Mike Waters is head of market analysis at Arval

I was pleased to see the recent Enterprise Rent-A-Car research which showed that the number of grey fleet drivers in smaller businesses has been falling. However, what was worrying was that according to the findings, 40% of the 400 SMEs questioned were still running no document checks at all for employees using their own vehicles on work business. The research also found just a quarter of businesses check the suitability of a grey fleet driver's vehicle.

All businesses need to take tighter control of this important area and not just because of health and safety concerns. Many organisations are placing a strong focus on their environmental policies at the moment but if they don't know what vehicles their employees are driving and claiming business mileage on, they could be ignoring a large area of inefficiency.

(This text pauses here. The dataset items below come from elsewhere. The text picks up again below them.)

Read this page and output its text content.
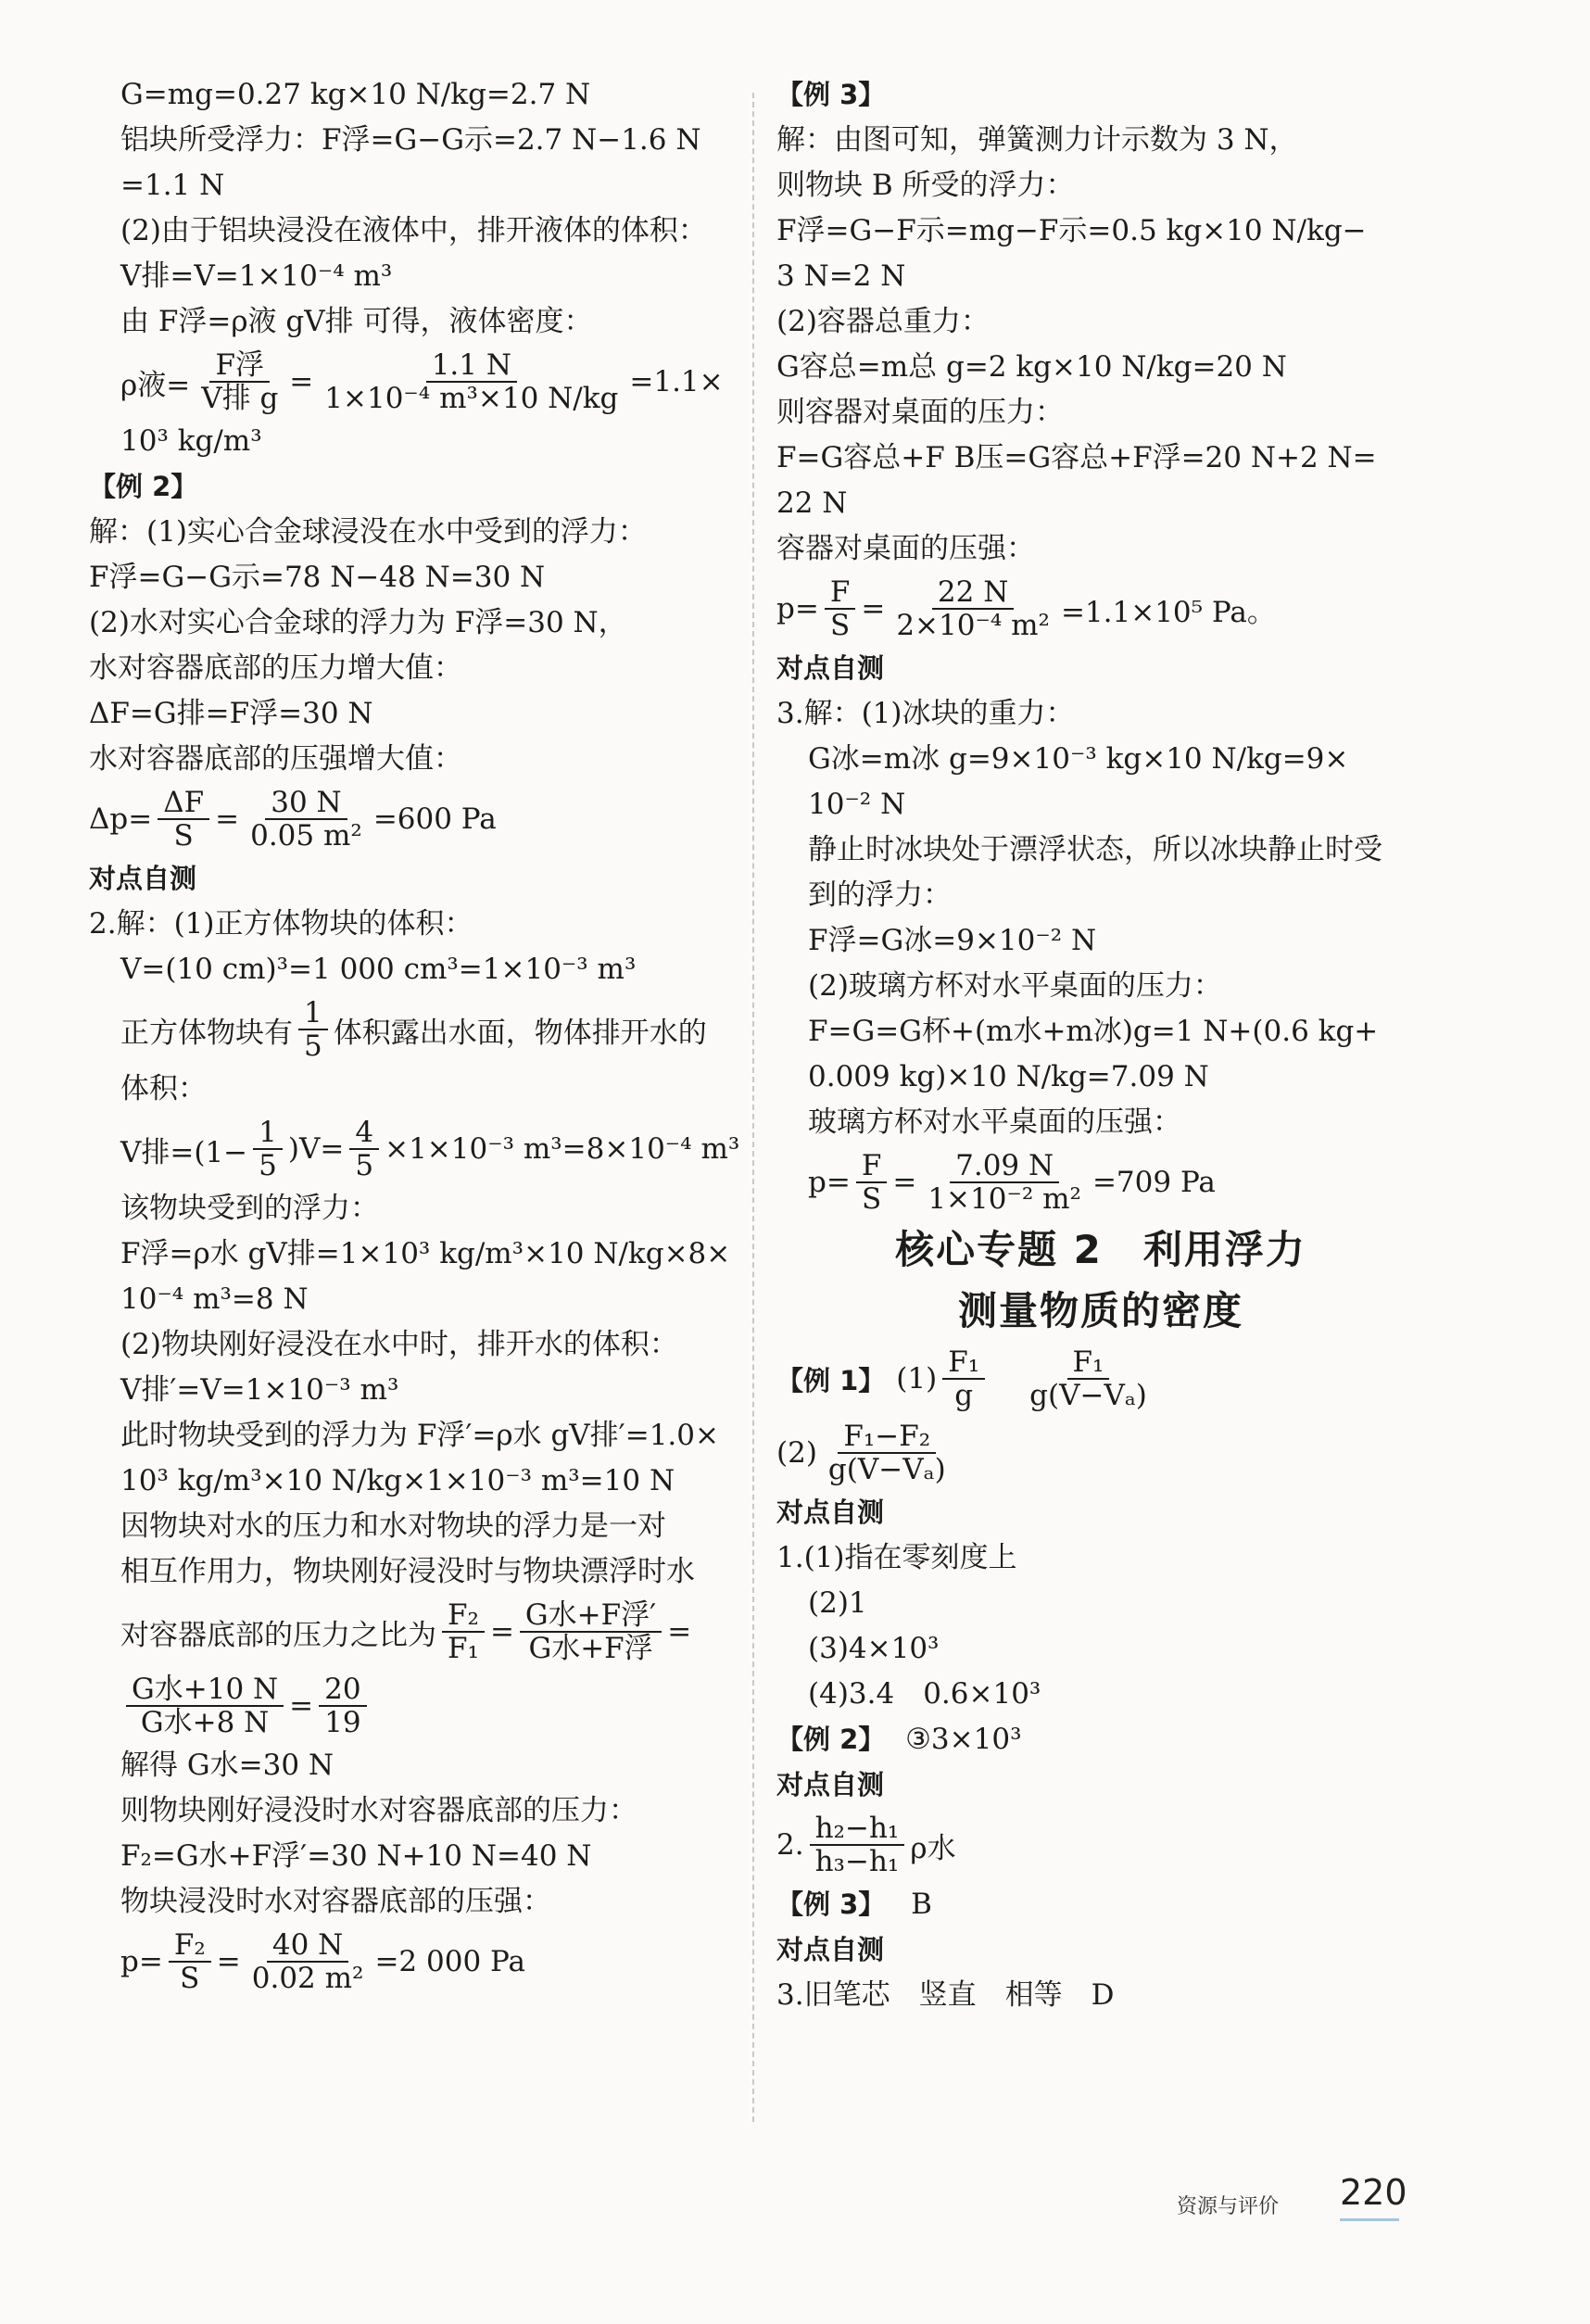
G=mg=0.27 kg×10 N/kg=2.7 N
铝块所受浮力：F浮=G−G示=2.7 N−1.6 N
=1.1 N
(2)由于铝块浸没在液体中，排开液体的体积：
V排=V=1×10⁻⁴ m³
由 F浮=ρ液 gV排 可得，液体密度：
ρ液= $\frac{\text{F浮}}{\text{V排 g}} = \frac{1.1 N}{\text{1×10⁻⁴ m³×10 N/kg}} =1.1\times$
10³ kg/m³
【例 2】
解：(1)实心合金球浸没在水中受到的浮力：
F浮=G−G示=78 N−48 N=30 N
(2)水对实心合金球的浮力为 F浮=30 N，
水对容器底部的压力增大值：
ΔF=G排=F浮=30 N
水对容器底部的压强增大值：
$\Delta p= \frac{\Delta F}{S} = \frac{30 N}{\text{0.05 m²}} =600$ Pa
对点自测
2.解：(1)正方体物块的体积：
V=(10 cm)³=1 000 cm³=1×10⁻³ m³
正方体物块有 $\frac{1}{5}$ 体积露出水面，物体排开水的
体积：
V排$=(1- \frac{1}{5} )V= \frac{4}{5} \times 1\times 10^{-3}$ m³=8×10⁻⁴ m³
该物块受到的浮力：
F浮=ρ水 gV排=1×10³ kg/m³×10 N/kg×8×
10⁻⁴ m³=8 N
(2)物块刚好浸没在水中时，排开水的体积：
V排′=V=1×10⁻³ m³
此时物块受到的浮力为 F浮′=ρ水 gV排′=1.0×
10³ kg/m³×10 N/kg×1×10⁻³ m³=10 N
因物块对水的压力和水对物块的浮力是一对
相互作用力，物块刚好浸没时与物块漂浮时水
对容器底部的压力之比为 $\frac{\text{F₂}}{\text{F₁}} = \frac{\text{G水+F浮′}}{\text{G水+F浮}}$ =
$\frac{\text{G水+10 N}}{\text{G水+8 N}} = \frac{20}{19}$
解得 G水=30 N
则物块刚好浸没时水对容器底部的压力：
F₂=G水+F浮′=30 N+10 N=40 N
物块浸没时水对容器底部的压强：
$p= \frac{\text{F₂}}{S} = \frac{40 N}{\text{0.02 m²}} =2$ 000 Pa
【例 3】
解：由图可知，弹簧测力计示数为 3 N，
则物块 B 所受的浮力：
F浮=G−F示=mg−F示=0.5 kg×10 N/kg−
3 N=2 N
(2)容器总重力：
G容总=m总 g=2 kg×10 N/kg=20 N
则容器对桌面的压力：
F=G容总+F B压=G容总+F浮=20 N+2 N=
22 N
容器对桌面的压强：
$p= \frac{F}{S} = \frac{22 N}{\text{2×10⁻⁴ m²}} =1.1\times 10^5$ Pa。
对点自测
3.解：(1)冰块的重力：
G冰=m冰 g=9×10⁻³ kg×10 N/kg=9×
10⁻² N
静止时冰块处于漂浮状态，所以冰块静止时受
到的浮力：
F浮=G冰=9×10⁻² N
(2)玻璃方杯对水平桌面的压力：
F=G=G杯+(m水+m冰)g=1 N+(0.6 kg+
0.009 kg)×10 N/kg=7.09 N
玻璃方杯对水平桌面的压强：
$p= \frac{F}{S} = \frac{7.09 N}{\text{1×10⁻² m²}} =709$ Pa
核心专题 2　利用浮力
测量物质的密度
【例 1】 $(1) \frac{\text{F₁}}{g} \frac{\text{F₁}}{\text{g(V−Vₐ)}}$
$(2) \frac{\text{F₁−F₂}}{\text{g(V−Vₐ)}}$
对点自测
1.(1)指在零刻度上
(2)1
(3)4×10³
(4)3.4　0.6×10³
【例 2】 ③3×10³
对点自测
2. $\frac{\text{h₂−h₁}}{\text{h₃−h₁}}$ ρ水
【例 3】 B
对点自测
3.旧笔芯　竖直　相等　D
资源与评价 220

If you don't put in place any controls then your employees could, quite literally, be driving anything and claiming business miles against it.

For example, these are all real examples of grey fleet vehicles - a Ferrari 360 Spider, a 1983 Citroen 2CV, an Austin 7, a Jungheinrich forklift truck and a quad bike. Can you believe that someone within an organisation had actually claimed for 900 business miles on a quad bike? The CO2 and fuel implications of these vehicles are beyond a joke, the Ferrari 360 Spider has a CO2 rating of 440g/km and only does 14 miles to the gallon.

These are extreme examples but unless companies have control measures in place, their grey fleet could be costing them from an environmental and a health and safety point of view - it's simply not worth the risk.

The first thing a business should do is try to understand the scale of the problem. Don't just label your whole grey fleet as one, categorise the drivers and look at the most effective alternatives based on the mileage, number and frequency of journeys involved. This might involve pool cars, daily rental or a fully expensed company car, all options that can be effectively managed.

If use of a grey fleet vehicle is unavoidable then put clear controls in place about what vehicles are allowed to be used. For example, a company can set limits on CO2 emissions and EuroNCAP ratings.